When I sit down with Irish Canadian Coco Rocha, who has taken the fashion world by storm before turning twenty-one with an unforgettable face, modish look and vivid persona, I’m struck by her openness and eloquence.
Discovered at the young age of fourteen by agent Charles Stuart, Coco (born Mikhaila Rocha on September 10, 1988) had never considered modeling or fashion as particular interests before Stuart approached her after seeing her perform in an Irish dance competition.
She initially told him that she wasn’t interested, but Stuart, whose daughter also did Irish dance, persisted. “He would come to every competition, or he would have some lady come up to me and say, you know, ‘He is legit, try it!’ So a year later I decided to do it, see what it was like — and now here I am today. If it weren’t for my Irish dancing, I wouldn’t be modeling.”
Coco can attribute both her dancing, which she practiced for twelve years, and her looks to her Irish ancestry. “My mom’s half Irish and my dad’s half Irish. We don’t know much about my mom’s side but my dad’s mom came from Belfast and married my grandfather, who was from Wales.” Her grandparents later moved their family to Canada.
Born in Toronto, Ontario, Coco grew up in Richmond, British Columbia. She has two siblings, and her parents are both in the airline industry. Coco says her parents are supportive of her career, if a bit out of touch. “For the longest time my dad didn’t quite understand. He’s like, ‘So what are you doing? Are you known?’ I’m like, ‘Yes, I’m modeling now, people know what I do.’ He’s still a little bit, ‘What’s going on?’ My mom, though, she’s here a lot so she sees it all firsthand.”

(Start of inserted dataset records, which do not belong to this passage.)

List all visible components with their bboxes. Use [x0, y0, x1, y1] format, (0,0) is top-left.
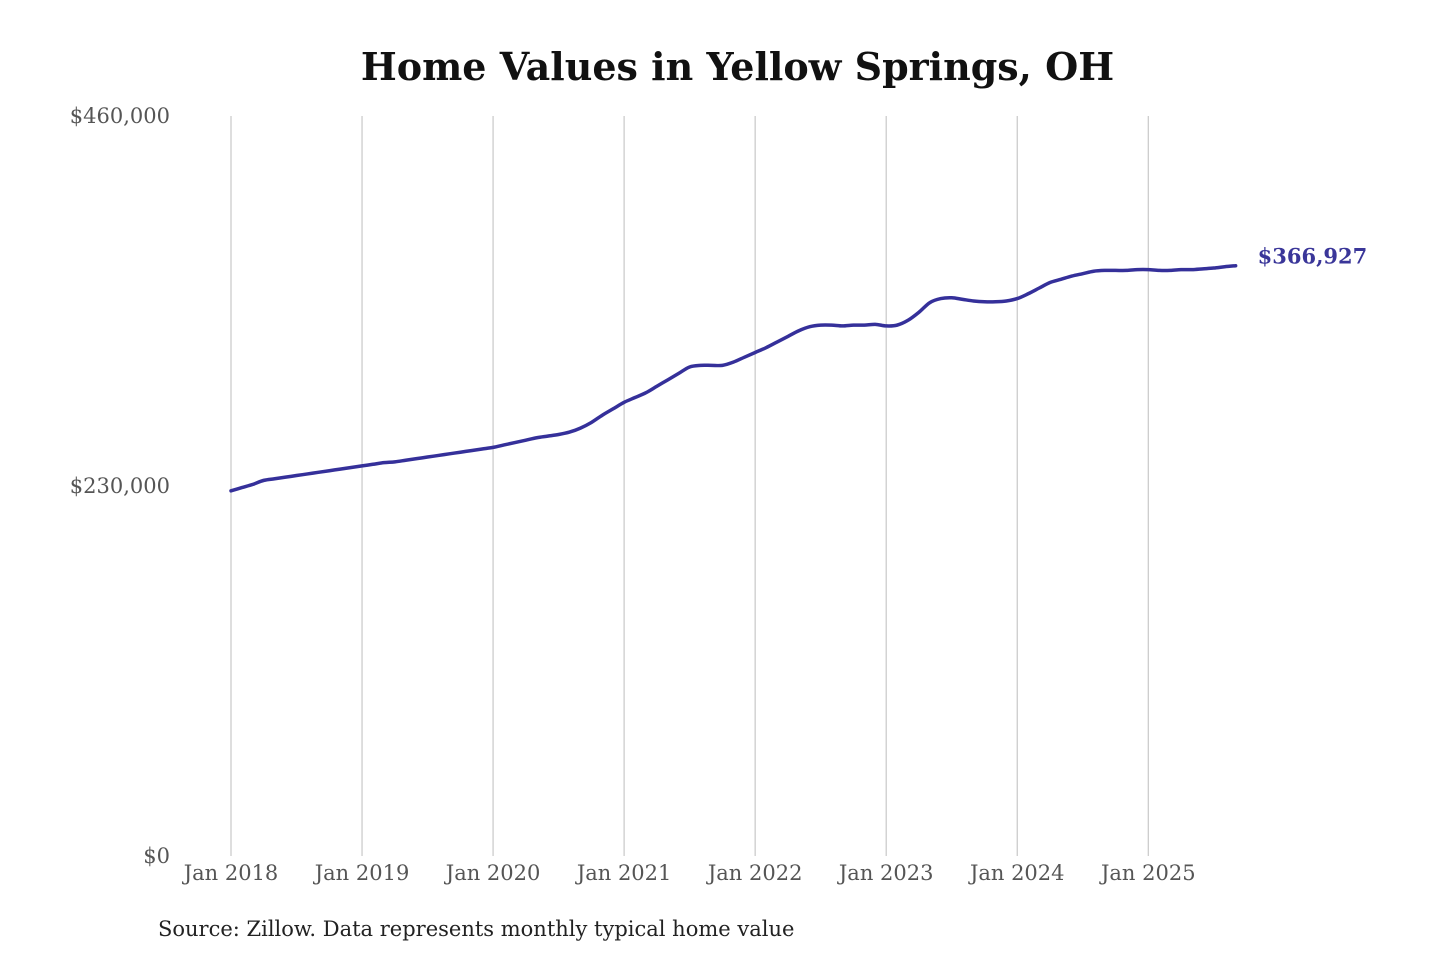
y-tick-label: $0: [143, 844, 170, 868]
x-tick-label: Jan 2025: [1099, 861, 1196, 885]
end-value-label: $366,927: [1258, 244, 1368, 269]
y-tick-label: $230,000: [70, 474, 170, 498]
y-tick-label: $460,000: [70, 104, 170, 128]
x-tick-label: Jan 2022: [706, 861, 803, 885]
x-tick-label: Jan 2023: [837, 861, 934, 885]
x-tick-label: Jan 2020: [444, 861, 541, 885]
chart-title: Home Values in Yellow Springs, OH: [360, 44, 1115, 89]
x-tick-label: Jan 2018: [182, 861, 279, 885]
x-tick-label: Jan 2021: [575, 861, 672, 885]
x-tick-label: Jan 2024: [968, 861, 1065, 885]
x-tick-label: Jan 2019: [313, 861, 410, 885]
series-line: [229, 263, 1238, 493]
source-note: Source: Zillow. Data represents monthly …: [158, 917, 795, 941]
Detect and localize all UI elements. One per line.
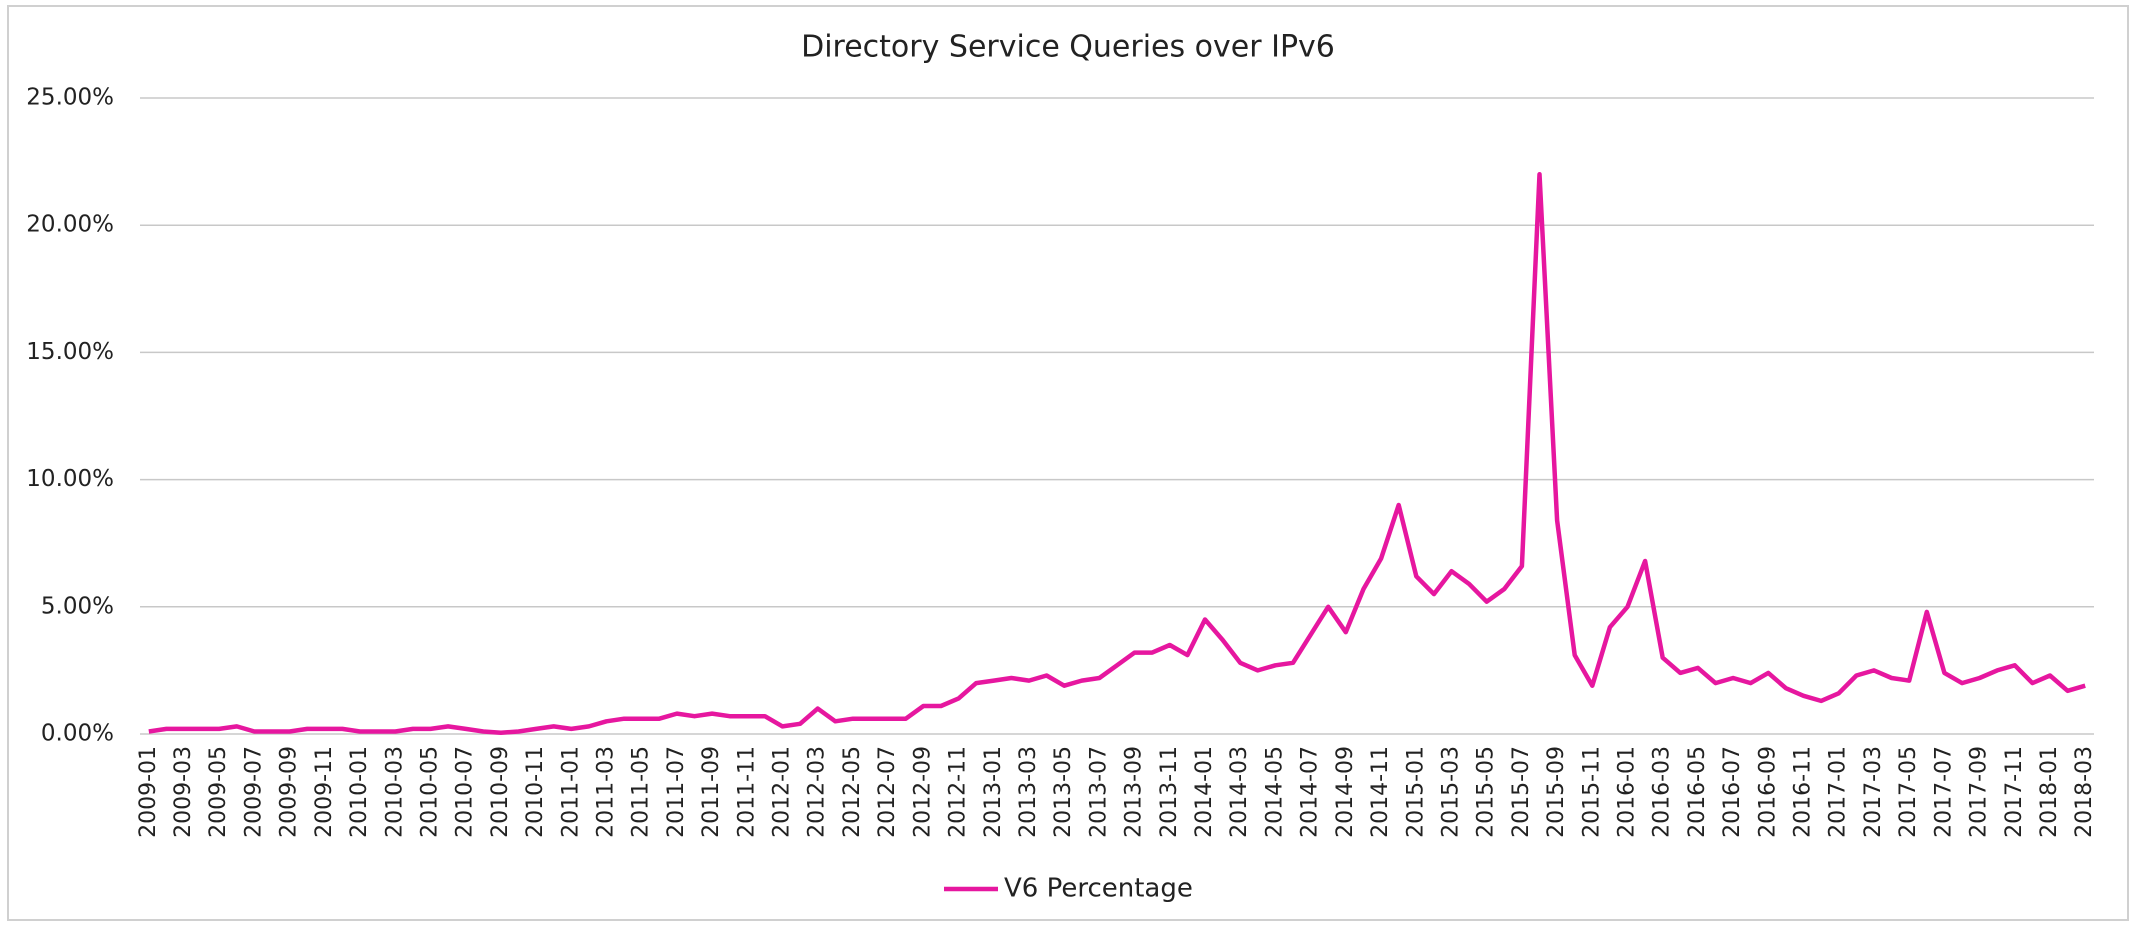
x-tick-label: 2010-05 <box>417 746 442 838</box>
x-tick-label: 2014-07 <box>1298 746 1323 838</box>
x-tick-label: 2014-09 <box>1333 746 1358 838</box>
legend-label: V6 Percentage <box>1004 874 1193 904</box>
x-tick-label: 2011-07 <box>664 746 689 838</box>
y-tick-label: 15.00% <box>26 339 114 365</box>
x-tick-label: 2014-01 <box>1192 746 1217 838</box>
x-tick-label: 2017-01 <box>1826 746 1851 838</box>
x-tick-label: 2009-05 <box>206 746 231 838</box>
x-tick-label: 2009-07 <box>241 746 266 838</box>
x-tick-label: 2010-11 <box>523 746 548 838</box>
x-tick-label: 2009-01 <box>136 746 161 838</box>
x-tick-label: 2013-09 <box>1122 746 1147 838</box>
x-tick-label: 2018-01 <box>2037 746 2062 838</box>
x-tick-label: 2012-05 <box>840 746 865 838</box>
x-tick-label: 2011-09 <box>699 746 724 838</box>
x-tick-label: 2013-01 <box>981 746 1006 838</box>
x-tick-label: 2015-05 <box>1474 746 1499 838</box>
x-tick-label: 2014-05 <box>1262 746 1287 838</box>
x-tick-label: 2012-07 <box>875 746 900 838</box>
x-tick-label: 2015-09 <box>1544 746 1569 838</box>
y-tick-label: 20.00% <box>26 212 114 238</box>
x-tick-label: 2011-03 <box>593 746 618 838</box>
x-tick-label: 2012-11 <box>946 746 971 838</box>
y-tick-label: 0.00% <box>41 721 114 747</box>
x-tick-label: 2016-11 <box>1791 746 1816 838</box>
x-tick-label: 2015-03 <box>1438 746 1463 838</box>
x-tick-label: 2017-09 <box>1967 746 1992 838</box>
x-tick-label: 2009-11 <box>312 746 337 838</box>
x-tick-label: 2010-03 <box>382 746 407 838</box>
x-tick-label: 2011-01 <box>558 746 583 838</box>
chart-frame <box>7 5 2129 921</box>
x-tick-label: 2014-11 <box>1368 746 1393 838</box>
x-tick-label: 2016-09 <box>1755 746 1780 838</box>
x-tick-label: 2010-01 <box>347 746 372 838</box>
x-tick-label: 2017-03 <box>1861 746 1886 838</box>
x-tick-label: 2016-01 <box>1615 746 1640 838</box>
x-tick-label: 2009-03 <box>171 746 196 838</box>
x-tick-label: 2015-11 <box>1579 746 1604 838</box>
x-tick-label: 2013-11 <box>1157 746 1182 838</box>
x-tick-label: 2015-07 <box>1509 746 1534 838</box>
x-tick-label: 2016-07 <box>1720 746 1745 838</box>
x-tick-label: 2017-11 <box>2002 746 2027 838</box>
x-tick-label: 2011-05 <box>629 746 654 838</box>
x-tick-label: 2017-05 <box>1896 746 1921 838</box>
x-tick-label: 2015-01 <box>1403 746 1428 838</box>
y-tick-label: 10.00% <box>26 466 114 492</box>
y-tick-label: 5.00% <box>41 593 114 619</box>
x-tick-label: 2010-09 <box>488 746 513 838</box>
x-tick-label: 2013-07 <box>1086 746 1111 838</box>
x-tick-label: 2009-09 <box>277 746 302 838</box>
x-tick-label: 2011-11 <box>734 746 759 838</box>
y-tick-label: 25.00% <box>26 85 114 111</box>
chart-title: Directory Service Queries over IPv6 <box>801 30 1335 65</box>
x-tick-label: 2017-07 <box>1931 746 1956 838</box>
x-tick-label: 2016-03 <box>1650 746 1675 838</box>
line-series <box>148 172 2086 735</box>
x-tick-label: 2013-05 <box>1051 746 1076 838</box>
x-tick-label: 2014-03 <box>1227 746 1252 838</box>
x-tick-label: 2013-03 <box>1016 746 1041 838</box>
x-tick-label: 2012-03 <box>805 746 830 838</box>
x-tick-label: 2012-01 <box>770 746 795 838</box>
x-tick-label: 2016-05 <box>1685 746 1710 838</box>
x-tick-label: 2012-09 <box>910 746 935 838</box>
x-tick-label: 2010-07 <box>453 746 478 838</box>
x-tick-label: 2018-03 <box>2072 746 2097 838</box>
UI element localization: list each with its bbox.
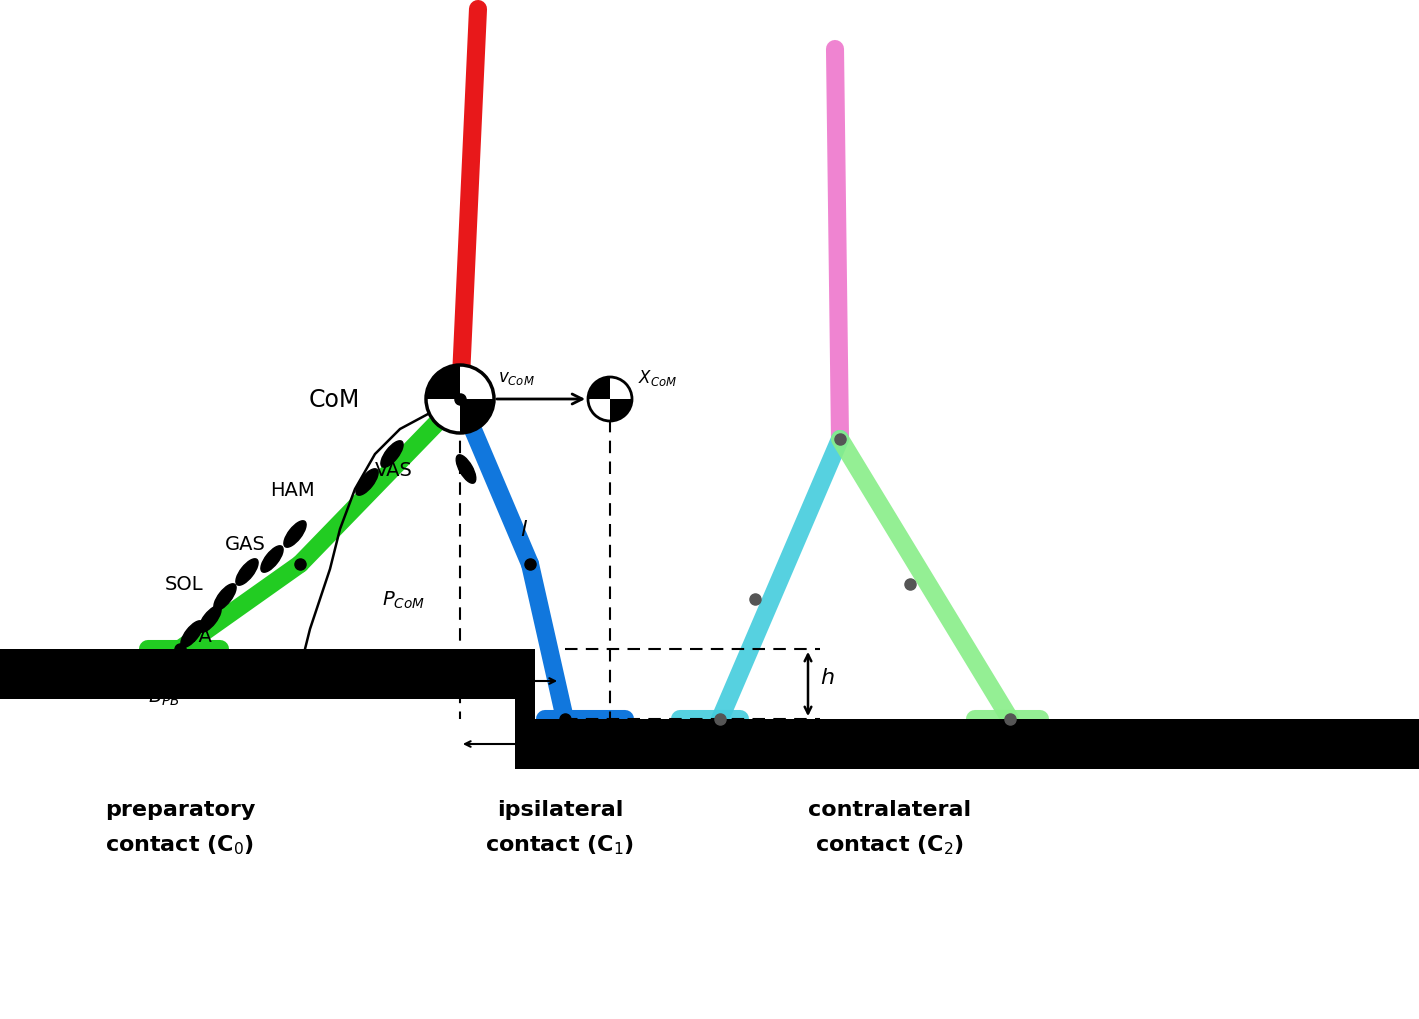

Her lack of fluency in high-end designers before modeling has helped Coco to create a unique personal style, especially indebted to a great love of vintage clothes. “I didn’t know anything about fashion. You would see me in the biggest sweater with jeans or the tightest elastic pants. Not nice clothes. My mom took me a lot to consignment stores when I was younger and I never really got to go to fancy high-class stores so … vintage was like a step up. You can always find one thing that no one else has, which is nice. To wear things from the 1800s to the 20s and 30s is kind of amazing.”